DuckDuckGo Installs Jump 30% as Users Push Back Against Google’s AI Search

Google’s recent Search overhaul is driving renewed interest in DuckDuckGo, as some users react against Google’s expanding use of AI in search results. After Google announced at I/O that its classic blue-link format is being replaced by AI-powered search features, critics argued the changes could reduce control, produce inaccurate answers, and make simple searches more complicated. In response, some users have begun moving to DuckDuckGo, a privacy-focused search engine that has long remained far behind Google in market share.
DuckDuckGo CEO Gabriel Weinberg said Google is “force-feeding AI with no way to opt out,” arguing that this approach makes search results worse rather than better and that DuckDuckGo offers users more control over how much AI they want to use. The company says that trend is now showing up in its traffic and app growth. According to DuckDuckGo, U.S. app installs rose 18.1% week over week on average from May 20 to May 25 compared with May 13 to May 18. Growth was sustained for six straight days and peaked at 30.5% on May 25. On iOS, the increase was even stronger, averaging 33% week over week and reaching a peak of 69.9%.
DuckDuckGo also said visits to its AI-free search page, noai.duckduckgo.com, averaged 22.7% week-over-week growth during the same period, peaking at 27.7% on May 24. That page disables AI-assisted answers, AI-generated images, and other AI features by default. The company said the gains were especially strong in the U.S. and continued through the Memorial Day weekend, when traffic typically dips.

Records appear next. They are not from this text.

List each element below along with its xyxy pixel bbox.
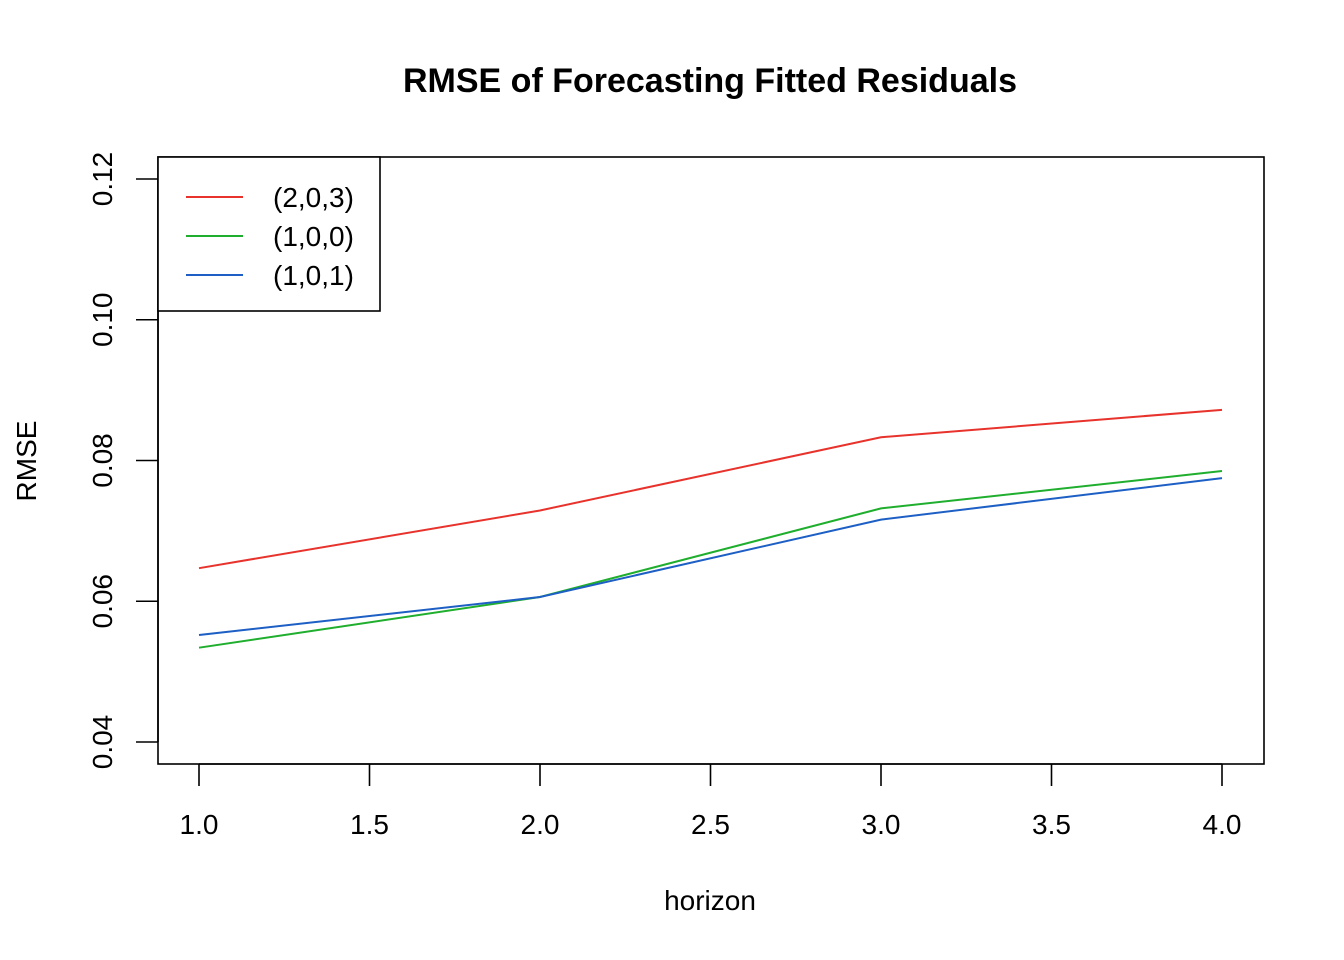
x-tick-label: 1.5 [350, 809, 389, 840]
legend-label-0: (2,0,3) [273, 182, 354, 213]
y-axis-label: RMSE [11, 421, 42, 502]
series-lines [198, 408, 1223, 649]
series-line-1 [198, 470, 1223, 649]
legend-label-2: (1,0,1) [273, 260, 354, 291]
x-tick-label: 2.5 [691, 809, 730, 840]
legend-label-1: (1,0,0) [273, 221, 354, 252]
chart-title: RMSE of Forecasting Fitted Residuals [403, 62, 1017, 100]
x-axis-label: horizon [664, 885, 756, 916]
x-tick-label: 4.0 [1203, 809, 1242, 840]
x-tick-label: 1.0 [180, 809, 219, 840]
y-tick-label: 0.12 [87, 152, 118, 207]
x-tick-label: 2.0 [521, 809, 560, 840]
y-axis: 0.04 0.06 0.08 0.10 0.12 [87, 152, 159, 770]
series-line-0 [198, 408, 1223, 570]
x-tick-label: 3.5 [1032, 809, 1071, 840]
y-tick-label: 0.04 [87, 715, 118, 770]
x-axis: 1.0 1.5 2.0 2.5 3.0 3.5 4.0 [180, 763, 1242, 840]
legend-box [157, 156, 381, 312]
y-tick-label: 0.06 [87, 574, 118, 629]
y-tick-label: 0.08 [87, 433, 118, 488]
legend: (2,0,3) (1,0,0) (1,0,1) [157, 156, 381, 312]
x-tick-label: 3.0 [862, 809, 901, 840]
series-line-2 [198, 477, 1223, 637]
y-tick-label: 0.10 [87, 293, 118, 348]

The company does offer its own AI product, Duck.ai, but presents it differently from Google’s approach. Duck.ai is free, does not require an account, and gives access to multiple models, including Anthropic’s Claude 4.5 Haiku, Meta’s Llama 4 Scout, Mistral’s Small 3 24B, and OpenAI’s GPT-5 mini. DuckDuckGo says chats are private because it strips IP addresses before sending requests to model providers, deletes conversations after 30 days, and does not allow chats to be used for training.

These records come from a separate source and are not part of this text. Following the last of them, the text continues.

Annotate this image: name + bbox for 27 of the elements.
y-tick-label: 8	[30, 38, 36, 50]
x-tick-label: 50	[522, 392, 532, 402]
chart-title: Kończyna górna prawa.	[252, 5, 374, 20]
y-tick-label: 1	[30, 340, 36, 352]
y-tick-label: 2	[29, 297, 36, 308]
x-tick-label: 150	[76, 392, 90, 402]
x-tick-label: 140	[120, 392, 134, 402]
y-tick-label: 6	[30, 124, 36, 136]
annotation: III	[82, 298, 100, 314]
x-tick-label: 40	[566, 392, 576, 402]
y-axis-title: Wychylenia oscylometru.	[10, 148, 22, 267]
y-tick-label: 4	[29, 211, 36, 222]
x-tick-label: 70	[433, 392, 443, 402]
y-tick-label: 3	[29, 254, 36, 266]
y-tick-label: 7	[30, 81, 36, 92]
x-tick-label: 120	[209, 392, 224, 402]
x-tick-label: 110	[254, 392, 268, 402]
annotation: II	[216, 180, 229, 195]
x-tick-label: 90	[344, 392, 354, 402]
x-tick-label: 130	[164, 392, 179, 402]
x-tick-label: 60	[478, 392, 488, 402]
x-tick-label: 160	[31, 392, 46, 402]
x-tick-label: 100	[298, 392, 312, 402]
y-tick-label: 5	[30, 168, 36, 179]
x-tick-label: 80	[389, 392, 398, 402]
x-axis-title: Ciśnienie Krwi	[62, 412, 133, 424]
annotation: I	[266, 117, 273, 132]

Weinberg said DuckDuckGo’s focus is both user choice and privacy, emphasizing that the company does not collect search histories or chats and does not use user data for AI training. DuckDuckGo also offers Search Assist, which provides AI-generated answer summaries similar to Google’s AI overviews, and an AI Image Filter that removes AI-created images from search results. Chief communications and policy officer Kamyl Bazbaz said both features are among the company’s most popular, suggesting users want AI tools as long as they can control whether and how they appear. DuckDuckGo says the surge shows growing demand for search that gives users choice rather than forcing AI on them.